La digitalisation des entreprises et l’influence des réseaux sociaux sur l’opinion viennent révolutionner le monde de la communication. Au milieu de ces chamboulements, un métier continue d’exister en évoluant en permanence : celui de Directeur de la communication. Bien antérieur à la digitalisation massive des années 2000, le « Dircom » doit aujourd’hui assumer des responsabilités aussi diverses que l’image de marque en ligne, le référencement, la communication de crise, les campagnes de publicité, la communication interne, l’employee advocacy ou les relations presse. Du secteur public au secteur privé, le Directeur de la communication est devenu un acteur indispensable de tout secteur d’activité. Assumant un rôle de chef d’orchestre de plus en plus complexe, évolutif et diversifié.

Quel mode de communication pour les Dircom?

Des tweets au posts Facebook, l'information peut prendre une ampleur massive en quelques minutes. La digitalisation semble avant tout avoir créé une accélération massive des modes de communication.

« Ce qui a profondément changé dans mon quotidien, c’est l’instantanéité qui amène à travailler en permanence en mode crise, ça devient notre mode de travail, qu’il faut aujourd’hui repenser avec cette instantanéité » raconte Frédéric Fougerat (Dircom de Foncia)

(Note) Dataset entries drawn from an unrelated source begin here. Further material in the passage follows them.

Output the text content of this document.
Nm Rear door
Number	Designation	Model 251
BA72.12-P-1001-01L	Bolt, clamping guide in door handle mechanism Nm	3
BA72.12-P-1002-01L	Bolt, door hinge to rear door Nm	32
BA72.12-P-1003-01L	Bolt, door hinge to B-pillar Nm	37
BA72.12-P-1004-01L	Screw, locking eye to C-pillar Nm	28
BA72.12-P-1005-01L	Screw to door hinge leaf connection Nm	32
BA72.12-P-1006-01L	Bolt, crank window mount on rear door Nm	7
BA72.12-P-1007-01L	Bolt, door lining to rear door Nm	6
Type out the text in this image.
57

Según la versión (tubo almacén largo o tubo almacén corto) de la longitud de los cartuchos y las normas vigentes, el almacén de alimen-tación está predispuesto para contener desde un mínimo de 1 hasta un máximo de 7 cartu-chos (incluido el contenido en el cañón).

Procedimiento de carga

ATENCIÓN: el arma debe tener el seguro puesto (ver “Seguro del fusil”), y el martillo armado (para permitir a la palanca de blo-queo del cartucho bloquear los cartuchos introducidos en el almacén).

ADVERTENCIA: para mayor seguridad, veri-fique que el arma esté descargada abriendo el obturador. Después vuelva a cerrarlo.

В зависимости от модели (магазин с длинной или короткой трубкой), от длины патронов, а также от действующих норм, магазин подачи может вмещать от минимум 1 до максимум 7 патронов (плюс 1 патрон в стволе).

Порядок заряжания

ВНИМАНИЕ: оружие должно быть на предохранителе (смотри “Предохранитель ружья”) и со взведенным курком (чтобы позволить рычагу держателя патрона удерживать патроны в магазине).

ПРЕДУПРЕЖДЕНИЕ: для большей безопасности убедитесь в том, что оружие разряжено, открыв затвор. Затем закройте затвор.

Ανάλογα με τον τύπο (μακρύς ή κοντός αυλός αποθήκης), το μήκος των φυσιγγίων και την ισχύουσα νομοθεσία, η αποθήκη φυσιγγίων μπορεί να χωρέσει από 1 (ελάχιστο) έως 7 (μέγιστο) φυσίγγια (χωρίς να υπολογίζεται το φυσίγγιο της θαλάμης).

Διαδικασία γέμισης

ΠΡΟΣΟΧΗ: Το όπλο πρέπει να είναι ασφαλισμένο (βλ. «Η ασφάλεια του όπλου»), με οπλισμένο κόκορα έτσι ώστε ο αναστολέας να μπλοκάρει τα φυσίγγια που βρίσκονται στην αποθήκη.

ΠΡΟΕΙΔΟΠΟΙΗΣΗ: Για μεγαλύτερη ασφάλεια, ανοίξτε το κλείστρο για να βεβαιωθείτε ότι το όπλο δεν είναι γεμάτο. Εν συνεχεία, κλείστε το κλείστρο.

« Auparavant, notre public clé était les relais d’opinion. Depuis quelques années, il s’est élargi à nos utilisateurs et à nos clients. Avec lesquels nous écoutons et nous échangeons au quotidien. Les réseaux sociaux ont rebattu les cartes en leur permettant de s’exprimer sur nos services 24h/24 et 7j/7. Un profond changement dans notre métier et dans la construction de la réputation de notre entreprise ! » explique Delphine Penalva (Dircom de Solocal).

« Ce qui a changé, c’est la rapidité avec laquelle on communique et la multiplication des canaux sur lesquels on s’exprime. Cela nous impose une cohérence renforcée, ainsi que des choix de plus en plus radicaux et de plus en plus disciplinés », analyse Béatrice Mandine (Dircom d'Orange).

« Il y a un aspect chef d’orchestre à notre travail. Aujourd’hui, il y a un accès très facile et plus important aux technologies, dont nos salariés se saisissent. Ils peuvent avoir l’impression d’acquérir un pouvoir d’influence assez important en ligne. Si on ne parvient pas à les convaincre de l’intérêt de la cohérence dans la communication de l’entreprise, on peut les perdre », explique Jérôme Chambin (Dircom de GRDF).

« Dans une grande entreprise, on ne peut pas communiquer sur tout ce qu’on fait, autrement on deviendrait inaudible. Heureusement, il y a des filtres, et le directeur de la communication joue ce rôle de filtre. Il faut jouer sur la cohérence des messages. » Béatrice Mandine (Dircom d'Orange)

Avec des prises de paroles accélérées et démultipliées, les Dircom interviennent sur des sujets de fond plus divers. La transversalité de leur activité devient donc essentielle à l’exercice de leur métier.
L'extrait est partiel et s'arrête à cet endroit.